To regard a person who has a homosexual orientation with prejudice or disdain is entirely against the spirit of the Faith. And where occasion demands, it would be appropriate to speak out or act against unjust or oppressive measures directed towards homosexuals. (House of Justice)
You might want to spend a few moments thinking about how those words are received by you audience here. To do that, you'll need to think about what they have told you about how they understand your scripture, even though that is not what you believe. You seem blinded by your own religion if you can write something like that. Again, I realize that that is not how you see it, but how you see it is not what's relevant in understanding how your words are understood by others not motivated like the Baha'i are to not see the bigotry in those scriptures.
A Prophet doesn’t appease and compromise so receives lots of antagonism and hostility.
And I suppose that you read that as the prophet is correct and those objecting are not. Not in this case. The prophet deserves the hostility according to rational ethics if he takes and promotes a homophobic position. A humanist doesn't compromise there, either.
Whether it follows critical thinking or not, human reasoning is imperfect.

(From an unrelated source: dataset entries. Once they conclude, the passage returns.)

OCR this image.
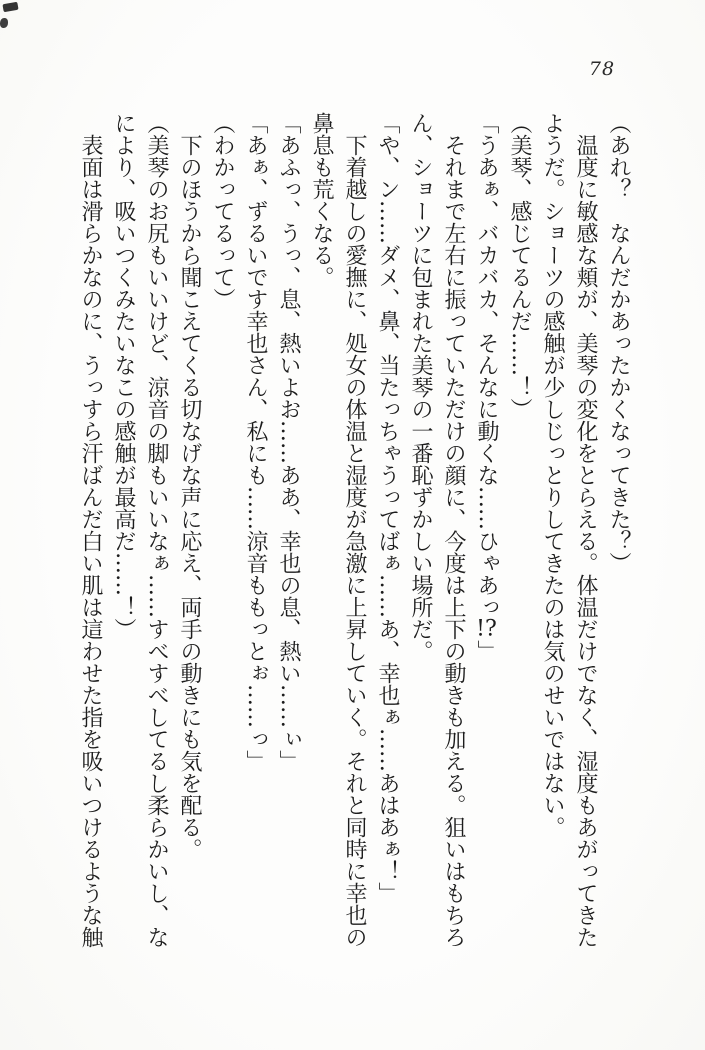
78

（あれ？　なんだかあったかくなってきた？）

温度に敏感な頬が、美琴の変化をとらえる。体温だけでなく、湿度もあがってきた

ようだ。ショーツの感触が少しじっとりしてきたのは気のせいではない。

（美琴、感じてるんだ……！）

「うあぁ、バカバカ、そんなに動くな……ひゃあっ!?」

それまで左右に振っていただけの顔に、今度は上下の動きも加える。狙いはもちろ

ん、ショーツに包まれた美琴の一番恥ずかしい場所だ。

「や、ン……ダメ、鼻、当たっちゃうってばぁ……あ、幸也ぁ……あはあぁ！」

下着越しの愛撫に、処女の体温と湿度が急激に上昇していく。それと同時に幸也の

鼻息も荒くなる。

「あふっ、うっ、息、熱いよお……ああ、幸也の息、熱い……ぃ」

「あぁ、ずるいです幸也さん、私にも……涼音ももっとぉ……っ」

（わかってるって）

下のほうから聞こえてくる切なげな声に応え、両手の動きにも気を配る。

（美琴のお尻もいいけど、涼音の脚もいいなぁ……すべすべしてるし柔らかいし、な

により、吸いつくみたいなこの感触が最高だ……！）

表面は滑らかなのに、うっすら汗ばんだ白い肌は這わせた指を吸いつけるような触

No, when critical thinking is performed and applied properly, it generates demonstrably sound conclusions. A skilled critical thinker can make a mistake, but he has a means of identifying and correcting it. The faith-based thinker has no such yardstick for accuracy. In fact, he's pretty much guaranteed to be wrong if his idea is falsifiable, and "not even wrong" when it's not. The two aren't comparable except both being ways of deciding what is true, and only one of these methods generates sound (demonstrably correct) conclusions. The other will almost never do that. What are the odds of guessing the truth correctly absent supporting evidence? However-many-wrong-answers-there-can be:1. If there are a million wrong guesses, as with a lottery, and only one correct choice, it's nearly 1,000,000:1 against being correct.
The human mind I believe is a remarkable tool and used for the betterment of people, an asset to humanity. My mind is just as imperfect and I make mistakes just like any person can.
If one thinks by faith, he makes more mistakes than those who prefer reason applied to relevant evidence. Faith is not a path to truth. Why? It's not a path at all. It's an open field. A path constrains choices and takes one to a desired destination, in this case, sound conclusions. The rules of critical thinking are such a path. Deviations from the path are called fallacies.
As long as people accept each other as equal fellow human beings we people can be united, for the one thing we have is our common humanity.
Except for the intolerant, the cruel, and the criminal. We do not accept them as equals. We don't want to be united with them. If we can't prevent them, then we should segregate ourselves and one another from them. But for the rest of humankind, yes.
However, the Baha'i don't quite do that when it comes to homosexuals (or anybody else having sexual relations outside of marriage even when legal and consensual). Humanists do and beseech you to reconsider your religious teaching and ask you to use your conscience rather than your holy book for guidance there. Be kind, not religious. The two may overlap a lot in your faith, but not in this area, and the lack of overt hatred in your heart is not enough to humanist eyes to say that you are not contributing to the needless hardship systemic homophobia imposes on some of our fellow human beings.